Okay. That’s what I believe.

And out of that, in practice, in our religious communities I think the words God and soul are very useful. I believe this is true of Unitarian Universalism, and I suggest it can be true for Buddhists in the West on their, our way toward a Western Buddhism.

I disagree with those who think the word God has caused much of the suffering in the world. You bet adherents of various theologies certainly have done a lot of damage. I would add the three great atheist experiments of the twentieth century haven’t proven to be any improvement.

My take away is that God or no God the good or ill of human relations finds another source.

I am deeply interested in that other source.

I agree seeing a God outside the universe is almost certainly a projection of our humanity on the cosmos. But I argue a God that is the universe is the way things are, and as something experiencable within our lived lives is that source.

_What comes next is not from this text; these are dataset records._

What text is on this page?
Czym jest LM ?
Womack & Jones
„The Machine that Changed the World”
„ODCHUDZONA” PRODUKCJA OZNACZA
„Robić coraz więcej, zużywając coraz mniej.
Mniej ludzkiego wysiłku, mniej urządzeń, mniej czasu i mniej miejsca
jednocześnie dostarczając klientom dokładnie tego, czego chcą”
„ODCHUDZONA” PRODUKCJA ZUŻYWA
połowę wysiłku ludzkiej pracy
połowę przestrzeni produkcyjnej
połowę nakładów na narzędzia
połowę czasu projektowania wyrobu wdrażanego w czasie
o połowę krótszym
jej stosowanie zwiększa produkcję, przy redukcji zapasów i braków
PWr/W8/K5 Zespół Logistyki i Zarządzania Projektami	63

I would also suggest that in my experience the more dangerous delusion is not that projection of the divine outside the world, but the projection of our individual reality outside our bodies. The soul I have trouble with is the one that rides inside our bodies like a passenger on a bus. That soul is a very dangerous story, leading to a denial of the world and our own existence and the importance of what it is we do…

And yet I find soul a very useful term.

Like knives, theological language have multiple uses. Some very nasty. Some very good.

And I think there is no better place to explore what these uses are and to differentiate them than within our liberal religious congregations.